If I am outside when he passes by, he stops to say hello. If I am actively engaged in something, he will stand on the street and watch me. After a while, if I don’t stop what I’m doing to join him at the curb, he’ll walk onto the lawn towards me. He does this even if I’m mowing the lawn. When that happens, I feel obliged to stop the mower to say hello since clearly he is going to pursue me until I do, even though it strikes me as an outrageous intrusion.

He kisses me hello on the cheek. The first time he did that, I allowed it out of some convoluted sense of respect for his age; that and I didn’t know how to repel him politely. Lately, he has professed his love for me. I want to believe he means like the love he feels for a daughter, but given his limited English, I am not sure, particularly since one of his words is “jealous.” He told me he was jealous of my husband. If he is like most other elderly men, he is probably just taking advantage of his advanced age to get away with saying mildly inappropriate things. But I am no longer comfortable letting him kiss me, and I don’t know how to make him stop.

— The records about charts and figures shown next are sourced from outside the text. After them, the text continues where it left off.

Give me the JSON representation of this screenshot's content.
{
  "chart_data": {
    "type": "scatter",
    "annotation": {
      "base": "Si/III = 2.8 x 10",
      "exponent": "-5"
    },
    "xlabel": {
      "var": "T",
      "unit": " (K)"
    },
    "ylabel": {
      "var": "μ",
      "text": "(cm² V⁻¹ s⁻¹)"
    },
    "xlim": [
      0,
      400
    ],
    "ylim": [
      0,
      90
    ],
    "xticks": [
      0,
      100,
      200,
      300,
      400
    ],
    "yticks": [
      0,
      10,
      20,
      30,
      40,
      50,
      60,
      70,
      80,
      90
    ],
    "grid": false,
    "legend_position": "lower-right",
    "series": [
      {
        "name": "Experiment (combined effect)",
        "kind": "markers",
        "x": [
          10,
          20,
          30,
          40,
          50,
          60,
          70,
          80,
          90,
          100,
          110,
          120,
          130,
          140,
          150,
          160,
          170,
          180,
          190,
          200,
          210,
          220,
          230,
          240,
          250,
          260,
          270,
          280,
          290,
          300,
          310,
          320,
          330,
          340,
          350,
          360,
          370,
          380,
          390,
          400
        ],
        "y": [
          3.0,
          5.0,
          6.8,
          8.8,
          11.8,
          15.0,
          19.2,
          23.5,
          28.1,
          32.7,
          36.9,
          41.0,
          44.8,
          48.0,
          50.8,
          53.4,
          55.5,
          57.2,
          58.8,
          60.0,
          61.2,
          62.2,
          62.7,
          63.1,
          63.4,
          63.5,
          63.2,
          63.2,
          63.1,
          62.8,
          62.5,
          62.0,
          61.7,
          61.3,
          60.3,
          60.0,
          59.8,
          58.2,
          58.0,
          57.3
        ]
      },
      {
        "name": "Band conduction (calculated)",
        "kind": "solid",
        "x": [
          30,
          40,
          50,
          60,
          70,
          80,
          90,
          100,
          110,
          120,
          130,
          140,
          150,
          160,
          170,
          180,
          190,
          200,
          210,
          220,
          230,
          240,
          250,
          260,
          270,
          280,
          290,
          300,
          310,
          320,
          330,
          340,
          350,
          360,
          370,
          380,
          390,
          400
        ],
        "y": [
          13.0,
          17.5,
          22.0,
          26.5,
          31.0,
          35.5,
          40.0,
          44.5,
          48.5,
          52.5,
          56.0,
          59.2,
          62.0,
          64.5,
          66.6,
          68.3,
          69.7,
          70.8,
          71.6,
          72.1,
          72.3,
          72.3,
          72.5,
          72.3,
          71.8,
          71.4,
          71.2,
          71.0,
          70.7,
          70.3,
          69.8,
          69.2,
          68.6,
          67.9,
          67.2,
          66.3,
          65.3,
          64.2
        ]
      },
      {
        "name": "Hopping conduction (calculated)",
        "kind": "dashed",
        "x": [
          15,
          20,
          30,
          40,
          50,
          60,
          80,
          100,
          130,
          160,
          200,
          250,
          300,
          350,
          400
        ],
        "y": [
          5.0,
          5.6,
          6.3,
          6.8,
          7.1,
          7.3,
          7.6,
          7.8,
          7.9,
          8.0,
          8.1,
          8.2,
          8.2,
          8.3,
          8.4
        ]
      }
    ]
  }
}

I have taken to avoiding John when I can. If I’m thinking of going out, but I see him on the street, I wait until he’s gone. Recently, I ran away from him. I was across the street, chatting with another neighbor, an older woman he likes to hug hello, when he came by. We said hello and then I told him we had something to do and dragged her back to my house, up the driveway and around the back. We congratulated ourselves on getting away and continued our conversation. After a few minutes, I walked back to the driveway – where he was still standing, waiting for my return.

Winter is my least favorite season; I hate the cold. This year, however, I’m looking forward to it, because it will curtail my elderly suitor’s constitutionals. If John’s intentions are innocent, I can tolerate them for the sake of an old man’s happiness. If, however, they are not, I do not want to encourage him. Since I don’t know how to discern his true motives, I guess I’ll spend my winter reprieve dreaming up creative ways to avoid him come spring.